Arkan, whose real name is Zeljko Raznatovic, said he believes in peace and the U.S.-brokered agreement that brought it to Bosnia. But if Muslim "extremists" threaten Bosnian Serb land anew, he asserted: "I will be the first one here. They are my people."

His Serbian Party of Unity is fielding a candidate for the presidency of the Bosnian Serb Republic--a 30-year-old woman nicknamed Tina--as well as vice presidential and legislative hopefuls. Arkan himself is not a candidate; he is not a Bosnian but a Serb of Serbia proper.

In one of the more Orwellian twists of this campaign, the international organization in charge of monitoring the election gives money to Arkan and other politicians to publish brochures and posters--even though the message they promote goes directly against the peace treaty that the international community pretends to uphold.

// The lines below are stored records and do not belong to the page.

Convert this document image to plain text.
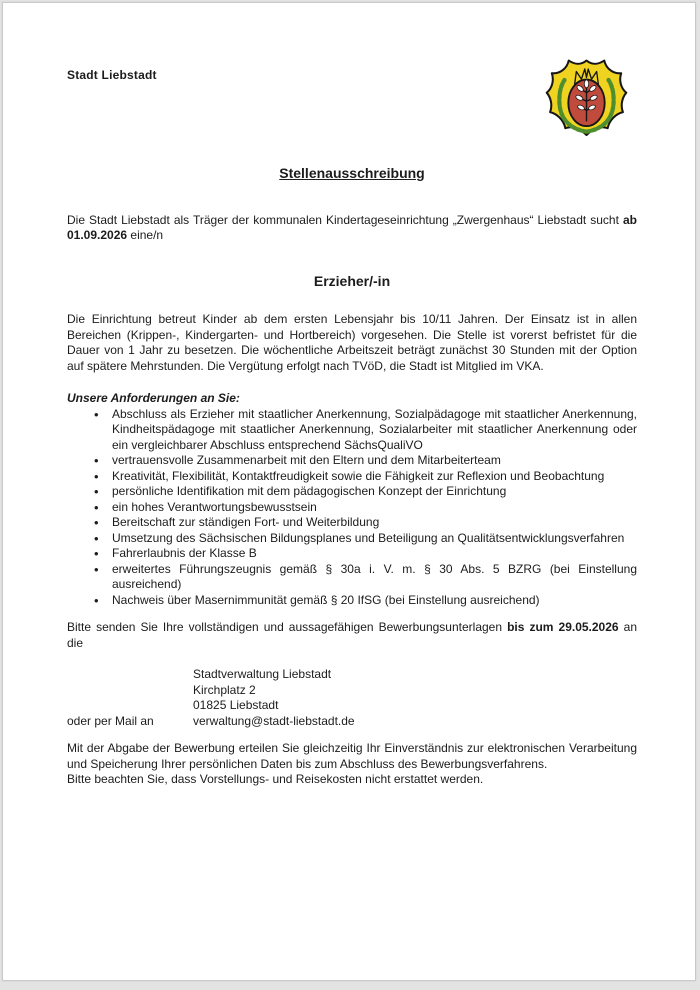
Stadt Liebstadt
Stellenausschreibung

Die Stadt Liebstadt als Träger der kommunalen Kindertageseinrichtung „Zwergenhaus“ Liebstadt sucht ab 01.09.2026 eine/n

Erzieher/-in

Die Einrichtung betreut Kinder ab dem ersten Lebensjahr bis 10/11 Jahren. Der Einsatz ist in allen Bereichen (Krippen-, Kindergarten- und Hortbereich) vorgesehen. Die Stelle ist vorerst befristet für die Dauer von 1 Jahr zu besetzen. Die wöchentliche Arbeitszeit beträgt zunächst 30 Stunden mit der Option auf spätere Mehrstunden. Die Vergütung erfolgt nach TVöD, die Stadt ist Mitglied im VKA.

Unsere Anforderungen an Sie:
• Abschluss als Erzieher mit staatlicher Anerkennung, Sozialpädagoge mit staatlicher Anerkennung, Kindheitspädagoge mit staatlicher Anerkennung, Sozialarbeiter mit staatlicher Anerkennung oder ein vergleichbarer Abschluss entsprechend SächsQualiVO
• vertrauensvolle Zusammenarbeit mit den Eltern und dem Mitarbeiterteam
• Kreativität, Flexibilität, Kontaktfreudigkeit sowie die Fähigkeit zur Reflexion und Beobachtung
• persönliche Identifikation mit dem pädagogischen Konzept der Einrichtung
• ein hohes Verantwortungsbewusstsein
• Bereitschaft zur ständigen Fort- und Weiterbildung
• Umsetzung des Sächsischen Bildungsplanes und Beteiligung an Qualitätsentwicklungsverfahren
• Fahrerlaubnis der Klasse B
• erweitertes Führungszeugnis gemäß § 30a i. V. m. § 30 Abs. 5 BZRG (bei Einstellung ausreichend)
• Nachweis über Masernimmunität gemäß § 20 IfSG (bei Einstellung ausreichend)

Bitte senden Sie Ihre vollständigen und aussagefähigen Bewerbungsunterlagen bis zum 29.05.2026 an die

Stadtverwaltung Liebstadt
Kirchplatz 2
01825 Liebstadt
oder per Mail an	verwaltung@stadt-liebstadt.de

Mit der Abgabe der Bewerbung erteilen Sie gleichzeitig Ihr Einverständnis zur elektronischen Verarbeitung und Speicherung Ihrer persönlichen Daten bis zum Abschluss des Bewerbungsverfahrens.

Bitte beachten Sie, dass Vorstellungs- und Reisekosten nicht erstattet werden.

Arkan's party, like other Bosnian Serb nationalists, calls for the Republika Srpska (the Bosnian Serb Republic) to secede from Bosnia-Herzegovina and unite with Serbia. Such rhetoric has dominated most Bosnian Serb political rallies for two months.

Finally, on Tuesday, Western election officials for the first time took action against the abuse. In two judgments, the officials punished the ruling Bosnian Serb party for use of language that "challenges or denies the territorial integrity" of Bosnia.

"The occasional lapse into ethnic hatred and the denial of the sovereignty of Bosnia-Herzegovina has escalated in the last 10 days to become almost routine," said Stephen Bowen, special advisor to the Election Appeals Sub-commission of the Organization for Security and Cooperation in Europe.

As punishment, the OSCE withheld $50,000 of the money it was to give the Serbian Democratic Party of Radovan Karadzic--who has been indicted by the U.N. war crimes tribunal in The Hague and consequently has been barred from public politics. The OSCE stopped short of dismissing the party's leading candidates--apparently out of fear of disrupting the elections--and Karadzic posters, a fixture throughout the Serb-held half of Bosnia, were ordered taken down.

But coming just four days before the election, the sanctions seemed too late to change the influence exerted by misleading campaign rhetoric, monitors said.

As for Arkan, despite the widely held belief that he pioneered the practice known as "ethnic cleansing" and reports that he is also wanted elsewhere in Europe for bank robbery, he is not on The Hague's list and therefore has no limits on his campaign profile.

More than 1,000 people flocked to Bijeljina's main square Monday night to see the man many Serbs consider a hero. Arkan and his Tigers seized Bijeljina on April 1, 1992, wiped out token resistance, executed Muslim leaders and terrorized the population.

More than two dozen Muslim civilians were killed in two days; the war began in Bijeljina. The first city to fall to Bosnian Serb forces in what would become a chain of devastation, Bijeljina then saw the exodus of its majority Muslim population. Today, it is overwhelmingly Serb.

But Arkan, dressed in a black three-piece suit, vest buttoned up to his neck, described those events differently.

Flanked by party officials and bodyguards, he grabbed the mike with both hands and told the crowd, "We came at night, and we prevented a new genocide [of Serbs]."

Arkan's presidential candidate, Ljilja "Tina" Peric, also addressed the crowd. Peric is president of a humanitarian agency called Third Child--which, among other things, pays Bosnian Serb families to have three or more children.

"Brothers and sisters, go out and give birth to as many Serbian children as you can!" she urged. "We must never become a minority in our own state."